Wood arguably manifests his same-sex attraction through his depictions of male subjects, who are oftentimes shirtless and laboring in the fields. As Peter Schjeldahl of The New Yorker observes, “no special sleuthing is needed to winkle out his desires from his enraptured depictions of hunky men versus his stony ones of women, and the recurrent suggestion of male anatomy in his bizarre Iowa landscapes.” The Times’ Roberta Smith also notes that the artist’s male subjects are “noticeably more engaging than those of women.” The painting of his studio assistant and former student Arnold Pyle, entitled Arnold Comes of Age (1930), is an especially intimate portrait that quietly speaks volumes to Wood’s desire toward him. A commemoration of Pyle’s twenty-first birthday, the portrait depicts a slender youth whose elongated features recall the Mannerist portraits of the sixteenth and seventeenth centuries. Inspired by the Flemish Old Masters’ use of symbolism, Wood depicts the sitter’s transition into adulthood in more ways than one. For instance, a butterfly, a universal symbol of metamorphosis, flutters by the sitter’s right elbow. As art historian Richard Meyer argues, the butterfly also represents Pyle and Wood’s frequent visits to the Butterfly Teashop, a Cedar Rapids café, moreover opening up “both the social relationship of artist to sitter and the possibility of a private or encoded visual message from the former to the latter.”

 

Grant Wood (1891–1942), Arnold Comes of Age (Portrait of Arnold Pyle), 1930. Oil on composition board, 26 3⁄4 x 23 in. (67.9 x 58.4 cm). Sheldon Museum of Art, Lincoln, Nebraska; Nebraska Art Association Collection 1931.N–38. © Figge Art Museum, successors to the Estate of Nan Wood Graham/Licensed by VAGA, New York, NY. Photograph © Sheldon Museum of Art.

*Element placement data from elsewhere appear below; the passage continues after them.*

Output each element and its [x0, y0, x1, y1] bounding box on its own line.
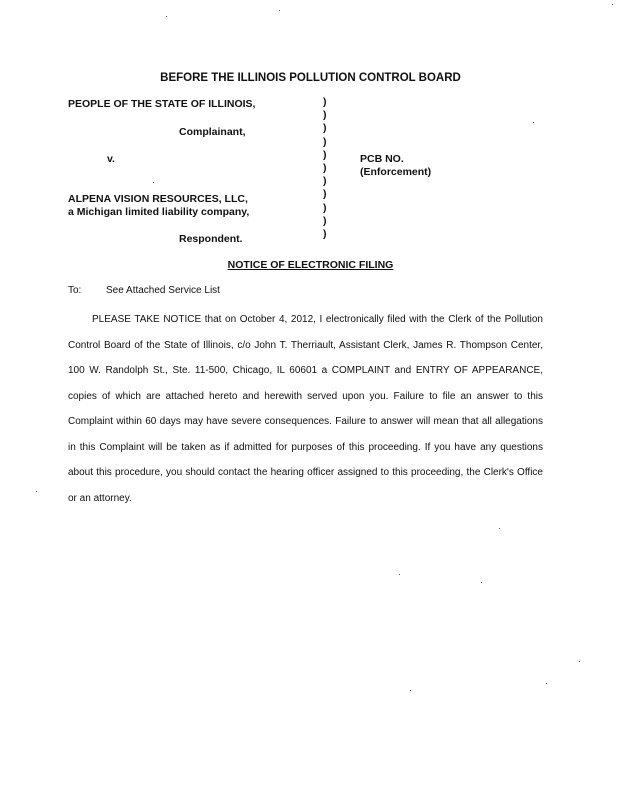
versus-label: v.: [107, 153, 115, 165]
caption-paren: ): [323, 135, 327, 148]
scan-speck: [153, 182, 154, 183]
scan-speck: [410, 690, 411, 691]
case-number-label: PCB NO.: [360, 153, 404, 165]
defendant-role: Respondent.: [179, 233, 243, 245]
caption-paren: ): [323, 96, 327, 108]
scan-speck: [533, 122, 534, 123]
case-type-label: (Enforcement): [360, 166, 432, 178]
defendant-description: a Michigan limited liability company,: [68, 206, 250, 218]
caption-paren: ): [323, 122, 327, 135]
caption-paren: ): [323, 227, 327, 240]
caption-parentheses: [323, 96, 333, 241]
scan-speck: [499, 528, 500, 529]
caption-paren: ): [323, 109, 327, 122]
service-list-reference: See Attached Service List: [106, 285, 220, 296]
notice-heading: NOTICE OF ELECTRONIC FILING: [227, 259, 394, 271]
caption-paren: ): [323, 161, 327, 174]
scan-speck: [279, 10, 280, 11]
scan-speck: [546, 683, 547, 684]
scan-speck: [36, 491, 37, 492]
plaintiff-name: PEOPLE OF THE STATE OF ILLINOIS,: [68, 98, 256, 110]
caption-paren: ): [323, 201, 327, 214]
scan-speck: [481, 582, 482, 583]
caption-paren: ): [323, 214, 327, 227]
scan-speck: [399, 574, 400, 575]
to-label: To:: [68, 285, 82, 296]
notice-body: PLEASE TAKE NOTICE that on October 4, 2012, I electronically filed with the Clerk of the Pollution Control Board of the State of Illinois, c/o John T. Therriault, Assistant Clerk, James R. Thompson Center, 100 W. Randolph St., Ste. 11-500, Chicago, IL 60601 a COMPLAINT and ENTRY OF APPEARANCE, copies of which are attached hereto and herewith served upon you. Failure to file an answer to this Complaint within 60 days may have severe consequences. Failure to answer will mean that all allegations in this Complaint will be taken as if admitted for purposes of this proceeding. If you have any questions about this procedure, you should contact the hearing officer assigned to this proceeding, the Clerk's Office or an attorney.: [68, 314, 543, 504]
plaintiff-role: Complainant,: [179, 126, 246, 138]
scan-speck: [166, 16, 167, 17]
scan-speck: [612, 4, 613, 5]
defendant-name: ALPENA VISION RESOURCES, LLC,: [68, 193, 248, 205]
board-title: BEFORE THE ILLINOIS POLLUTION CONTROL BOARD: [160, 72, 461, 84]
caption-paren: ): [323, 188, 327, 201]
caption-paren: ): [323, 148, 327, 161]
scan-speck: [579, 661, 580, 662]
caption-paren: ): [323, 175, 327, 188]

Grant Wood, Arnold Comes of Age (Portrait of Arnold Pyle), 1930. Oil on composition board, 26 3⁄4 x 23 in. (67.9 x 58.4 cm). Sheldon Museum of Art, Lincoln, Nebraska; Nebraska Art Association Collection 1931.N–38. © Figge Art Museum, successors to the Estate of Nan Wood Graham/Licensed by VAGA, New York, NY. Photograph © Sheldon Museum of Art.

 

Meyer’s notion of an encoded message speaks to a larger point: that homosexuality, until recently, has “rarely operated at the level of conscious articulation within the history of art.” Thus, he argues: “Dealing with this fact means attending to homosexual identity not only as a fully formed and visible category of difference but also a structuring absence, or blank spot, within the historical record.” While Arnold Comes of Age lacks overt homosexual desire, it is this very absence coupled with his use of symbolism that is telling of how queerness as an identity lacked social recognition during Wood’s lifetime; on a more intimate level, the lack of overt details or references arguably reflects his own personal struggles with his sexuality.

 

As a queer artist whose subject matter seems at first to solely suggest national fervor, Wood presents himself at the Whitney as a man full of contradictions, but ultimately a revelatory surprise for me.

 

Grant Wood: American Gothic and Other Fables is organized by Barbara Haskell, Curator, with Sarah Humphreville, Senior Curatorial Assistant. The exhibition is on view through Sunday, June 10, 2018.